In declaring terrorism to be the subject of universal jurisdiction, the United Nations has made a statement to all non-state actors that resort to violence as a means of securing political change (terrorists) that no more would the terrorist solely be subject to sanction when caught within the territorial jurisdiction of the state where they committed the offensive act. Rather, the perpetrator of a terrorist act would be liable to criminal sanction wherever and whenever captured by a lawful national authority.

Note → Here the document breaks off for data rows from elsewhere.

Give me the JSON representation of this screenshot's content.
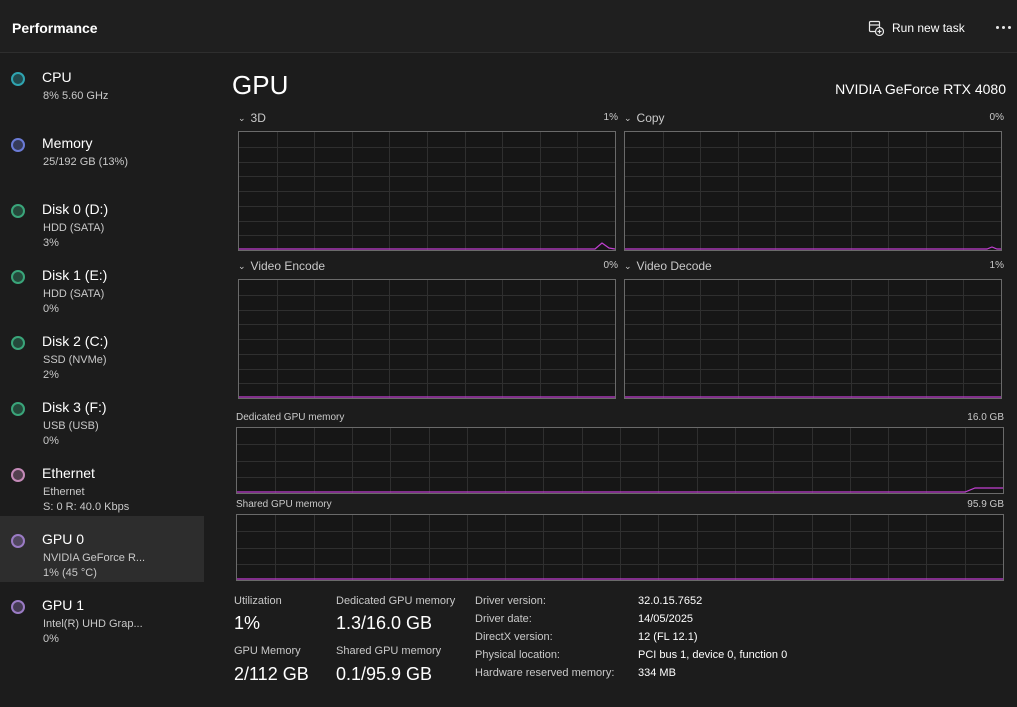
{
  "header": {
    "title": "Performance",
    "run_task_label": "Run new task"
  },
  "sidebar": {
    "items": [
      {
        "name": "CPU",
        "line1": "8%  5.60 GHz",
        "line2": "",
        "color": "#2fa4b0"
      },
      {
        "name": "Memory",
        "line1": "25/192 GB (13%)",
        "line2": "",
        "color": "#6b7bd6"
      },
      {
        "name": "Disk 0 (D:)",
        "line1": "HDD (SATA)",
        "line2": "3%",
        "color": "#3aa57a"
      },
      {
        "name": "Disk 1 (E:)",
        "line1": "HDD (SATA)",
        "line2": "0%",
        "color": "#3aa57a"
      },
      {
        "name": "Disk 2 (C:)",
        "line1": "SSD (NVMe)",
        "line2": "2%",
        "color": "#3aa57a"
      },
      {
        "name": "Disk 3 (F:)",
        "line1": "USB (USB)",
        "line2": "0%",
        "color": "#3aa57a"
      },
      {
        "name": "Ethernet",
        "line1": "Ethernet",
        "line2": "S: 0 R: 40.0 Kbps",
        "color": "#c48ab8"
      },
      {
        "name": "GPU 0",
        "line1": "NVIDIA GeForce R...",
        "line2": "1%  (45 °C)",
        "color": "#9a7bc4"
      },
      {
        "name": "GPU 1",
        "line1": "Intel(R) UHD Grap...",
        "line2": "0%",
        "color": "#9a7bc4"
      }
    ],
    "active_index": 7
  },
  "gpu": {
    "title": "GPU",
    "model": "NVIDIA GeForce RTX 4080",
    "engines": [
      {
        "label": "3D",
        "percent": "1%"
      },
      {
        "label": "Copy",
        "percent": "0%"
      },
      {
        "label": "Video Encode",
        "percent": "0%"
      },
      {
        "label": "Video Decode",
        "percent": "1%"
      }
    ],
    "dedicated_mem": {
      "label": "Dedicated GPU memory",
      "max": "16.0 GB"
    },
    "shared_mem": {
      "label": "Shared GPU memory",
      "max": "95.9 GB"
    },
    "line_color": "#c13fd1"
  },
  "stats": {
    "utilization": {
      "label": "Utilization",
      "value": "1%"
    },
    "dedicated": {
      "label": "Dedicated GPU memory",
      "value": "1.3/16.0 GB"
    },
    "gpu_memory": {
      "label": "GPU Memory",
      "value": "2/112 GB"
    },
    "shared": {
      "label": "Shared GPU memory",
      "value": "0.1/95.9 GB"
    }
  },
  "info": [
    {
      "key": "Driver version:",
      "value": "32.0.15.7652"
    },
    {
      "key": "Driver date:",
      "value": "14/05/2025"
    },
    {
      "key": "DirectX version:",
      "value": "12 (FL 12.1)"
    },
    {
      "key": "Physical location:",
      "value": "PCI bus 1, device 0, function 0"
    },
    {
      "key": "Hardware reserved memory:",
      "value": "334 MB"
    }
  ]
}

In general, universal jurisdiction is granted to any nation that obtains control over the perpetrator of certain offences considered especially harmful to humanity generally.7 Thus, under the Terrorist Bombing Convention, a nation can assert jurisdiction, even though there has been no effect upon the territory, security, or sovereignty of the asserting state, and it allows any state to obtain jurisdiction over any person who has been responsible for the bombing of a public place anywhere in the world.

World Trade Center in flames

Reuters RTR73XO

The World Trade Center burns after being hit by an aircraft, 11 September 2001.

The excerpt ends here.